Which is much the same.

But is Justin Martyr talking about “the four key challenges to discipleship”?  Not really.  He’s talking about the effect that Christ has had on the lives of those who accept him.

All the same, I think Justin would probably have approved of the interpretation.


A quote from Tacitus and its source

Around the web, you will find the following:

Cornelius Tacitus: He had a certain frankness and generosity, qualities indeed which turn to a mans ruin, unless tempered with discretion.

The thought was striking, as indeed it should strike anyone who is fairly open, like myself.  But is it Tacitus?

Well it is!  It is in fact from the Histories, book 3, chapter 86, as translated by A.J.Church and W.J.Brodribb (London, 1873 in this case, p.140.)  It is a description of the character of Vitellius!



Hunting the wild misquotation – “our Father was crucified”

At Paleojudaica, Jim Davila has an odd story from an Israeli newspaper, featuring a quotation from an ancient author:

A VERY ODD STORY from Arutz Sheva:

Shocking ‘Land of Israel’ Exam Shows Christian Crosses
High school “Land of Israel” exam features Christian crosses. Is the Education Ministry trying to undermine students with Christianity?

By Tzvi Ben Gedalyahu
First Publish: 7/8/2012, 8:58 AM

High school students last week were shocked by a matriculation exam in “Land of Israel Studies and Archaeology” that showed Christian crosses and referred to a place where “our father was crucified.”

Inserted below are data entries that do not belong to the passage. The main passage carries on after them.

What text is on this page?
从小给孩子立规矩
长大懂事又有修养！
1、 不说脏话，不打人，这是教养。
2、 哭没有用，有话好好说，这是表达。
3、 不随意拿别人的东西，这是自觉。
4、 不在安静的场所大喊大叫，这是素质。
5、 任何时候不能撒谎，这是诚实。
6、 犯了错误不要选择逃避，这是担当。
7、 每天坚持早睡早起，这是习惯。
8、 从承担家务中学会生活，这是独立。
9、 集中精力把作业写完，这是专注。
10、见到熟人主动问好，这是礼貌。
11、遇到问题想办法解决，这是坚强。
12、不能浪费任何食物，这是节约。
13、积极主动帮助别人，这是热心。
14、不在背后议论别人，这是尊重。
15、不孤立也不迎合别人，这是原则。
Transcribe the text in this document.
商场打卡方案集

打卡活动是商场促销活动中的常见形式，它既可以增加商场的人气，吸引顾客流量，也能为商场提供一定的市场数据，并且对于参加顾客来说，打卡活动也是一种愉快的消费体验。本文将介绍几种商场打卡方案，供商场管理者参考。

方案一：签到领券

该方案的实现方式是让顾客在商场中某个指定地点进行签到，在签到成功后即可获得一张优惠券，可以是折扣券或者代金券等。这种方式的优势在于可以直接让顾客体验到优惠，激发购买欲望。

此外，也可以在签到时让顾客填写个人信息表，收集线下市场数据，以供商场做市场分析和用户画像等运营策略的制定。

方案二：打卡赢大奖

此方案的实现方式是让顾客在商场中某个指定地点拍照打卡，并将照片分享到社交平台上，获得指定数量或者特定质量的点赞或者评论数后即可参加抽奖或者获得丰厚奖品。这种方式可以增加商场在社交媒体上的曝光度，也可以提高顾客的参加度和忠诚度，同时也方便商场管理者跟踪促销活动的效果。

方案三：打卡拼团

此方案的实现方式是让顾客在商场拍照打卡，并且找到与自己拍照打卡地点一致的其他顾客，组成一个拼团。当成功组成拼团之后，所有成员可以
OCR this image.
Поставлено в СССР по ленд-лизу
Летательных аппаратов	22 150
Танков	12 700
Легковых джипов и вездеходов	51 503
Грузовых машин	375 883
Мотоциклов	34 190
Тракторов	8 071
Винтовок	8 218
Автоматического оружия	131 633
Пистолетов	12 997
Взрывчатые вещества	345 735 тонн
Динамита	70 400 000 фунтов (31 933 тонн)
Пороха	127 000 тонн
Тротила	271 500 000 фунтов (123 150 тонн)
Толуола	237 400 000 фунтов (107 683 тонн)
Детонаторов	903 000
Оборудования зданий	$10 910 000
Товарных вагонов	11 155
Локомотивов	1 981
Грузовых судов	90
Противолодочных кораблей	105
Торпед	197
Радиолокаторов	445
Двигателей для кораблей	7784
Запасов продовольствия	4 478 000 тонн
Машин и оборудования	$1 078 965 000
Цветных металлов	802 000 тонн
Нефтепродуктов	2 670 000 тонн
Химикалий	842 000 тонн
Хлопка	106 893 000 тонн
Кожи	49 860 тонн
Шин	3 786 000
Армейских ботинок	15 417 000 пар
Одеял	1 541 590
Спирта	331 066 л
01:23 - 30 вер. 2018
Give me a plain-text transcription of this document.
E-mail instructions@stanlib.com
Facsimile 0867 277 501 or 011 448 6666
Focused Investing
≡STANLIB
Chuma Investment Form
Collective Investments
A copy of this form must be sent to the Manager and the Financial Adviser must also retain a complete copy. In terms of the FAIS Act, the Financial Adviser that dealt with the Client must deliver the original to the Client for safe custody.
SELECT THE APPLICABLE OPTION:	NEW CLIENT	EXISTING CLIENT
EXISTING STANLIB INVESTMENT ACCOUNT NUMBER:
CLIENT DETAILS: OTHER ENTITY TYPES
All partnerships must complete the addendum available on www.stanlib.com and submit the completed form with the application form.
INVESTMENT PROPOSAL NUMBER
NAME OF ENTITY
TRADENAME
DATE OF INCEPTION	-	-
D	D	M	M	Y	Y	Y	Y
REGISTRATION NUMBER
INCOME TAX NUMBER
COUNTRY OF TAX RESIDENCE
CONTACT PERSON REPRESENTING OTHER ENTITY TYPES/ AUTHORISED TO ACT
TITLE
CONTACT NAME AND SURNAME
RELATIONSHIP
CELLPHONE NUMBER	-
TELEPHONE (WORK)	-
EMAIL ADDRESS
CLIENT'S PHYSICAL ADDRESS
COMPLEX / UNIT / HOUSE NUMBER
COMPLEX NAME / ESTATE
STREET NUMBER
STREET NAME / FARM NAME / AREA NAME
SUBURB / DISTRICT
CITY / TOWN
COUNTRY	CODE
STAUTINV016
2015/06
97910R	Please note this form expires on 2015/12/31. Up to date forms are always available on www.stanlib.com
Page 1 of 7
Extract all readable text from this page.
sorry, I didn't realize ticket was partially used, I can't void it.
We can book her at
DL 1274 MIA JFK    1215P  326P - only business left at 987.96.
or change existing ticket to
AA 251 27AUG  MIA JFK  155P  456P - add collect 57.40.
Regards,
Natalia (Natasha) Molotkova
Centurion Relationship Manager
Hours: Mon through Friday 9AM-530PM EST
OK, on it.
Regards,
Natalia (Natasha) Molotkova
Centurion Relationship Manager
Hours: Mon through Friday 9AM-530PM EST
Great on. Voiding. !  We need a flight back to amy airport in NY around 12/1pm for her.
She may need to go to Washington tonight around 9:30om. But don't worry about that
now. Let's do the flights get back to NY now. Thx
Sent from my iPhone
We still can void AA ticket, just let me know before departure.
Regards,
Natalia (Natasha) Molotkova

I’m really scratching my head over this:

The exam included a quote from a Christian pilgrim who visited Jerusalem and wrote in a dairy about “the little hill of Golgotha ​where our father was crucified.”

It would be very unusual for a Christian pilgrim, or any other kind of Christian, to refer to Jesus as “our father.” Either this pilgrim had some confused ideas about the Trinity or Arutz Sheva has made a mistake. I would like to know more about the source of this quotation.

The source is not far to seek, I fear.  A lazy journalist has used Wikipedia as his source, and is quoting from here, misremembering as he typed:

In 333, the Pilgrim of Bordeaux, entering from the east described the result:

“On the left hand is the little hill of Golgotha where the Lord was crucified. About a stone’s throw from thence is a vault [crypta] wherein his body was laid, and rose again on the third day. There, at present, by the command of the Emperor Constantine, has been built a basilica; that is to say, a church of wondrous beauty.”[12]

The “reference” given is “Itinerarium Burdigalense, pages 593, 594.”  Naturally there is no indication of edition.  The Latin is online and reads:

A sinistra autem parte est monticulus golgotha, ubi dominus crucifixus est.

[594] Inde quasi ad lapidem missum est cripta, ubi corpus eius positum fuit et tertia die resurrexit; ibidem modo iussu constantini imperatoris basilica facta est, id est dominicum, mirae pulchritudinis habens ad latus excepturia, unde aqua leuatur, et balneum a tergo, ubi infantes lauantur.

The “page reference” would appear, thus, to be to the Latin.